Extrait de l'introduction
Depuis les attentats du 11 septembre 2001, les pouvoirs publics occidentaux s'alarment de l'influence du salafisme sur les pratiques religieuses des musulmans européens et nord-américains. Des librairies islamiques abritant un nombre important d'ouvrages de théologiens salafistes aux présentateurs charismatiques des chaînes satellitaires islamiques comme Iqraa, en passant par les tenues vestimentaires ultra-orthodoxes importées directement de la péninsule arabique (jilbâb, niqâb, qamîs), force est de constater que le salafisme tend à s'imposer comme la norme à partir de laquelle le musulman d'Occident doit juger sa pratique religieuse. Le mouvement a également défrayé l'actualité depuis quelques années. Même s'il reste minoritaire, il a gagné en visibilité : avec le Groupe islamique armé (GIA), le Groupe salafiste pour la prédication et le combat (GSPC), l'Armée islamique du salut, ce sont des organisations se revendiquant du salafisme qui ont été à l'origine des insurrections armées en Algérie durant la décennie 1990. Plus récemment, dans les Territoires occupés, c'est encore un groupuscule salafiste, Jund Ansar Allah (les soldats partisans d'Allah), qui s'est violemment opposé au Hamas, accusé de ne pas légiférer suffisamment au nom du Coran.
En Grande-Bretagne, la dynantique salafiste a pris une telle importance durant les années 1990 que Londres est devenu un pôle important de cette tendance en Europe. Néanmoins, sur l'ensemble des pays occidentaux, la France est sans doute le pays dans lequel elle est la plus active, depuis les attentats du RER B à Paris en 1995 et les actions du Gang de Roubaix la même année jusqu'aux jeunes volontaires partis en 2005 combattre les troupes américaines en Irak. La prégnance du phénomène est attestée par la multiplication des affaires liées à cette mouvance depuis plusieurs années : en novembre 2005, cent activistes avaient déjà été écroués dans le cadre de la lutte contre le terrorisme, selon les chiffres présentés aux députés par le ministre de l'Intérieur, Nicolas Sarkozy. On a également assisté, par presse interposée, à la neutralisation d'une «filière tchétchène» dans les banlieues lyonnaise et parisienne en 2002, au démantèlement du groupe de Farid Benyettou dans le 19e arrondissement de Paris en janvier 20053, à des arrestations ou identifications de volontaires partis en Irak en 2005, à l'arrestation en septembre 2005, dans les Yvelines, de militants proches du GSPC (mouvement armé algérien), dirigés par Safé Bourada, déjà impliqué dans les attentats de 1995 à Paris, à l'expulsion d'imams salafistes, ou encore à la création, en juin 2009, d'une mission d'information parlementaire sur le niqâb (voile facial).

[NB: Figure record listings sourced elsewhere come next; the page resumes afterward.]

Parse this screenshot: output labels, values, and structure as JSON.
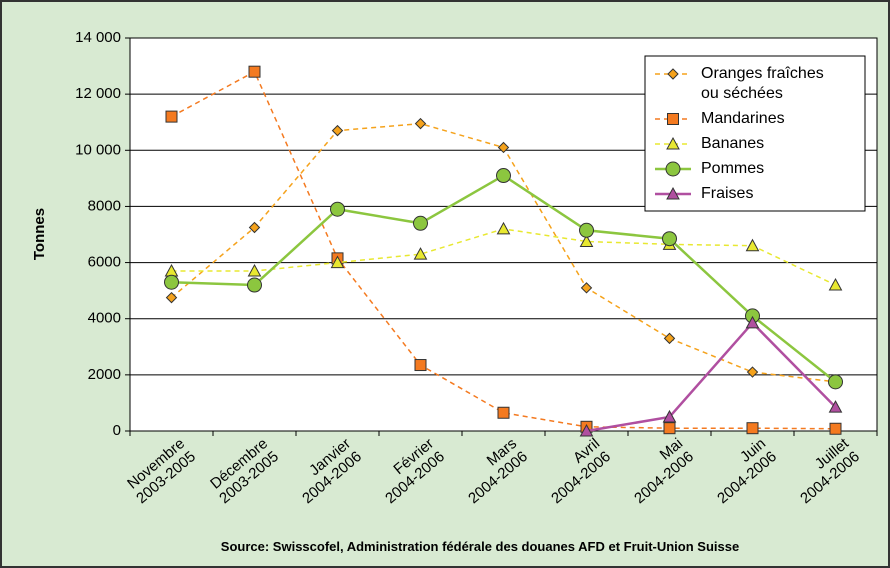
{
  "chart_data": {
    "type": "line",
    "y_label": "Tonnes",
    "source": "Source: Swisscofel, Administration fédérale des douanes AFD et Fruit-Union Suisse",
    "categories": [
      "Novembre\n2003-2005",
      "Décembre\n2003-2005",
      "Janvier\n2004-2006",
      "Février\n2004-2006",
      "Mars\n2004-2006",
      "Avril\n2004-2006",
      "Mai\n2004-2006",
      "Juin\n2004-2006",
      "Juillet\n2004-2006"
    ],
    "series": [
      {
        "name": "Oranges fraîches\nou séchées",
        "color": "#f5a21b",
        "marker": "diamond",
        "dashed": true,
        "values": [
          4750,
          7250,
          10700,
          10950,
          10100,
          5100,
          3300,
          2100,
          1750
        ]
      },
      {
        "name": "Mandarines",
        "color": "#f47a20",
        "marker": "square",
        "dashed": true,
        "values": [
          11200,
          12800,
          6150,
          2350,
          650,
          150,
          100,
          100,
          80
        ]
      },
      {
        "name": "Bananes",
        "color": "#e8e830",
        "marker": "triangle",
        "dashed": true,
        "values": [
          5700,
          5700,
          6000,
          6300,
          7200,
          6750,
          6650,
          6600,
          5200
        ]
      },
      {
        "name": "Pommes",
        "color": "#8cc63f",
        "marker": "circle",
        "dashed": false,
        "values": [
          5300,
          5200,
          7900,
          7400,
          9100,
          7150,
          6850,
          4100,
          1750
        ]
      },
      {
        "name": "Fraises",
        "color": "#b04fa0",
        "marker": "triangle",
        "dashed": false,
        "values": [
          null,
          null,
          null,
          null,
          null,
          0,
          500,
          3850,
          850
        ]
      }
    ],
    "ylim": [
      0,
      14000
    ],
    "yticks": [
      0,
      2000,
      4000,
      6000,
      8000,
      {
        "value": 10000,
        "label": "10 000"
      },
      {
        "value": 12000,
        "label": "12 000"
      },
      {
        "value": 14000,
        "label": "14 000"
      }
    ],
    "grid": true,
    "legend": "upper right"
  }
}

Le salafisme connaît un réel écho auprès d'une partie des jeunes issus de l'immigration musulmane. De nombreuses études empiriques ont mis en évidence sa progression et son influence chez les musulmans d'Europe et d'Amérique du Nord, bien au-delà du cercle de ses sympathisants. Ceux-ci apparaissent ainsi comme des acteurs cardinaux de la réislamisation. Ils sont à la tête de nombreuses mosquées et de centres de formation islamique. Tandis qu'ils ne comptaient dans les différents pays européens et nord-américains que quelques dizaines d'adeptes au début des années 1990, ils disposent aujourd'hui d'une capacité de mobilisation s'élevant à plusieurs milliers de personnes.